The best books for starting school
02 September 2019
Starting school can be exciting for some children, but terrifying for others. We've rounded up some lovely books to help ease kids (and their parents!) into the new world of the classroom
Starting preschool books
Goat Goes to Playgroup by Julia Donaldson, £5.99
Humorously illustrated by Nick Sharratt and packed full of Julia Donaldson's distinctive rhymes and rhythms, Goat Goes to Playgroup is the perfect introduction to playgroups or nursery for toddlers.
“This is a favourite of my three-year-old. I know 'playgroup' makes it sound like toddler group but it's a nursery setting, very sweet and funny. DS likes matching up the parents with the children on the last page which shows home time.”
Busy Nursery by Angie Rozelaar, £5.99
Busy Nursery is a thoroughly interactive board book, ideal for curious fingers and minds who want to experience nursery firsthand. The book's gentle rhymes and eye-catching illustrations go even further to bring the start of school to life.
“All these books are great. They're lift-the-flap but very sturdy – perfect for inquisitive babies.”
“My toddler likes the Busy Books series with all its wheels to spin and tabs to pull.”
My First Day at Nursery School by Becky Edwards, £6.56
The little girl in this vibrant, spirited book is initially not convinced about the benefits of this place called nursery (as opposed to those of her home and mother). However, all it takes is a bit of crafting, dancing and meeting new friends to get her to change her tune.
“My son starts nursery in September and the book has been a help. It is American but that's not a problem – the only different spelling in the book is 'Mom', which I change anyway.”
“I second this – fab. We still read it together now and she's starting school now. Really did the job for us.”
Starting school books
Starting School by Janet and Allan Ahlberg, £5.49
Fun and humorous, as well as reassuring, this tale from children's book veterans the Ahlbergs will surely ease any starting school nerves. Moreover, it simply serves as a lovely read too.
“I'd really recommend this – it has the loveliest detailed little pictures and is very informative for young children about lots of different aspects of school life.”

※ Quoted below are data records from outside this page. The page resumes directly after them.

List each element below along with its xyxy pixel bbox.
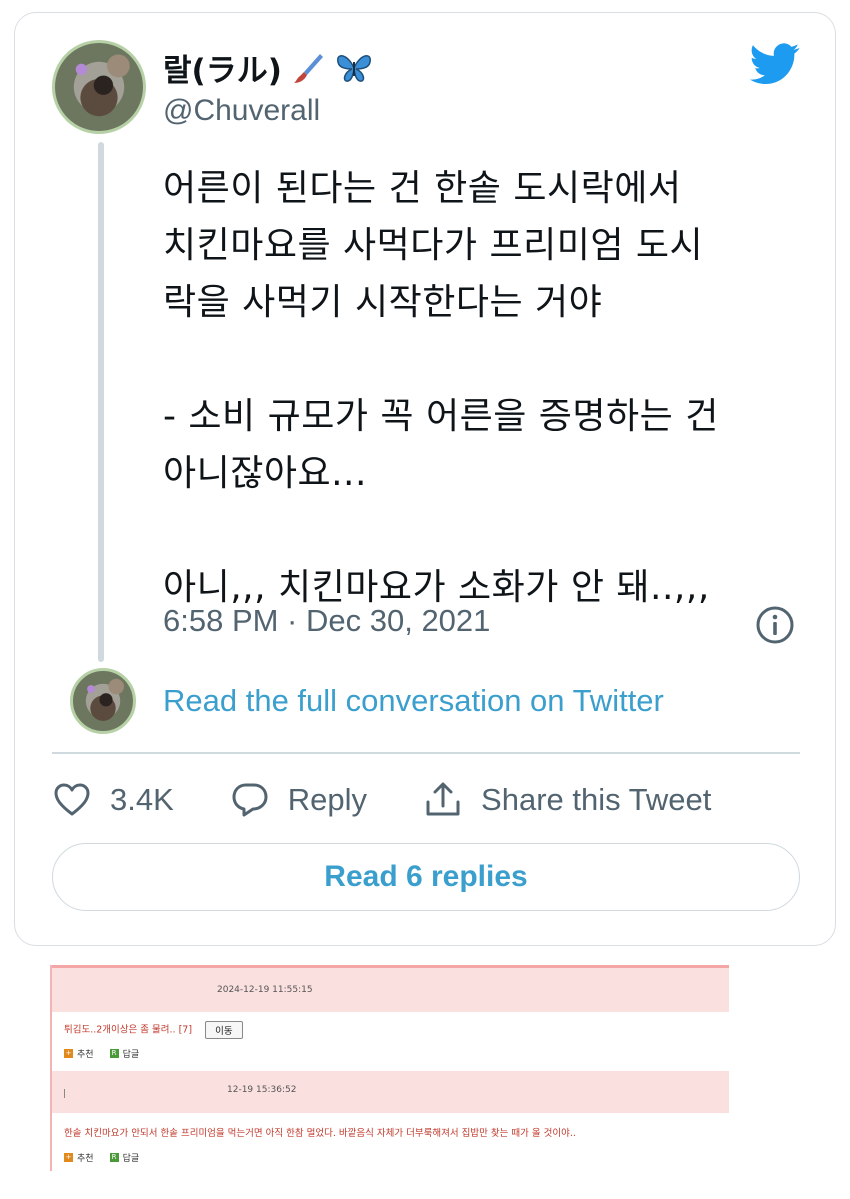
comment-date: 12-19 15:36:52 (227, 1085, 297, 1095)
comment-reply-label: 답글 (122, 1154, 140, 1164)
user-handle[interactable]: @Chuverall (163, 94, 320, 128)
share-label: Share this Tweet (481, 782, 712, 817)
share-button[interactable]: Share this Tweet (423, 780, 711, 820)
recommend-button[interactable]: + 추천 (64, 1047, 94, 1060)
read-full-conversation-link[interactable]: Read the full conversation on Twitter (163, 683, 664, 719)
recommend-button[interactable]: + 추천 (64, 1151, 94, 1164)
comment-text: 튀김도..2개이상은 좀 물려.. [7] (64, 1024, 193, 1036)
recommend-label: 추천 (77, 1050, 94, 1060)
text-cursor-mark (64, 1089, 65, 1098)
comment-actions: + 추천 R 답글 (64, 1047, 139, 1060)
twitter-bird-icon[interactable] (750, 42, 800, 86)
plus-icon: + (64, 1049, 73, 1058)
user-avatar[interactable] (52, 40, 146, 134)
tweet-text: 어른이 된다는 건 한솥 도시락에서 치킨마요를 사먹다가 프리미엄 도시 락을… (163, 168, 719, 608)
read-replies-button[interactable]: Read 6 replies (52, 843, 800, 911)
comment-body: 튀김도..2개이상은 좀 물려.. [7] 이동 (64, 1021, 243, 1039)
brush-icon (293, 53, 323, 83)
reply-r-icon: R (109, 1153, 119, 1162)
comment-text: 한솥 치킨마요가 안되서 한솥 프리미엄을 먹는거면 아직 한참 멀었다. 바깥… (64, 1128, 576, 1139)
tweet-actions: 3.4K Reply Share this Tweet (52, 778, 767, 822)
read-replies-label: Read 6 replies (324, 860, 528, 893)
recommend-label: 추천 (77, 1154, 94, 1164)
butterfly-icon (336, 54, 371, 82)
tweet-timestamp[interactable]: 6:58 PM · Dec 30, 2021 (163, 603, 490, 639)
reply-r-icon: R (109, 1049, 119, 1058)
reply-avatar[interactable] (70, 668, 136, 734)
reply-button[interactable]: Reply (230, 780, 367, 820)
comment-header: 12-19 15:36:52 (52, 1071, 729, 1113)
reply-label: Reply (287, 782, 368, 817)
comment-body: 한솥 치킨마요가 안되서 한솥 프리미엄을 먹는거면 아직 한참 멀었다. 바깥… (64, 1125, 576, 1139)
heart-icon (54, 783, 90, 816)
info-icon[interactable] (755, 605, 795, 645)
comments-section: 2024-12-19 11:55:15 튀김도..2개이상은 좀 물려.. [7… (50, 965, 729, 1171)
like-count: 3.4K (110, 782, 174, 817)
display-name-text: 랄(ラル) (163, 53, 282, 89)
comment-date: 2024-12-19 11:55:15 (217, 985, 313, 995)
divider (52, 752, 800, 754)
thread-line (98, 142, 104, 662)
display-name[interactable]: 랄(ラル) (163, 45, 374, 90)
comment-reply-button[interactable]: R 답글 (109, 1047, 140, 1060)
comment-header: 2024-12-19 11:55:15 (52, 968, 729, 1012)
plus-icon: + (64, 1153, 73, 1162)
share-icon (426, 782, 460, 816)
reply-icon (232, 783, 268, 817)
comment-reply-label: 답글 (122, 1050, 140, 1060)
move-button[interactable]: 이동 (205, 1021, 243, 1039)
comment-reply-button[interactable]: R 답글 (109, 1151, 140, 1164)
comment-actions: + 추천 R 답글 (64, 1151, 139, 1164)
like-button[interactable]: 3.4K (52, 780, 174, 820)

“DS loved Starting School. He could recite all the names of the children, I was not allowed to miss a single one. He loved their activities, the rhythm of their days, weeks and terms. The only disappointment he had was that their class had no bunny rabbit to look after!”
Come to School Too, Blue Kangaroo! by Emma Chichester Clark, £6.99
The Blue Kangaroo books are much-loved among Mumsnet users, and this one (the eighth in the series) is no exception. Sensitive and reassuring, its characters Lily and Blue Kangaroo demonstrate just how much fun there is to be had in the classroom.
“I recommend the Blue Kangaroo books as much as I can because DS loved them. We have most of them.”
“The great thing is, they aren't too bad to read aloud for the millionth time in quick succession!”
I Am Too Absolutely Small for School by Lauren Child, £5.99
Big brother Charlie reassures Lola when she claims her invisible friend is too nervous to go to school. The third title in the classic Charlie and Lola series from former Children's Laureate Lauren Child deals sympathetically with pre-school fears, as well as persuading the reader gently of the advantages of the classroom – such as being able to write to Father Christmas…
“10 out of 10 – my four-year-old daughter loves this book. It was the perfect preparation for reception as it covered many of the normal fears about starting school. A huge hit!”
“Another vote for the Charlie and Lola one… it's brilliant!”
Harry and the Dinosaurs Go to School by Ian Whybrow, £5.99
Harry and his dinosaurs are excited about their first day at school (and maybe a bit nervous). But when things don't go to plan, Harry's not so sure about school after all. This is a fun and lively twist on the school story that focuses on why making friends can make everything better. D'awww.
“It's quite realistic and not overly 'Hoorah! School!'. It quite subtly acknowledges that some children find it scary and want familiar things around them, but also shows the possibilities of school.”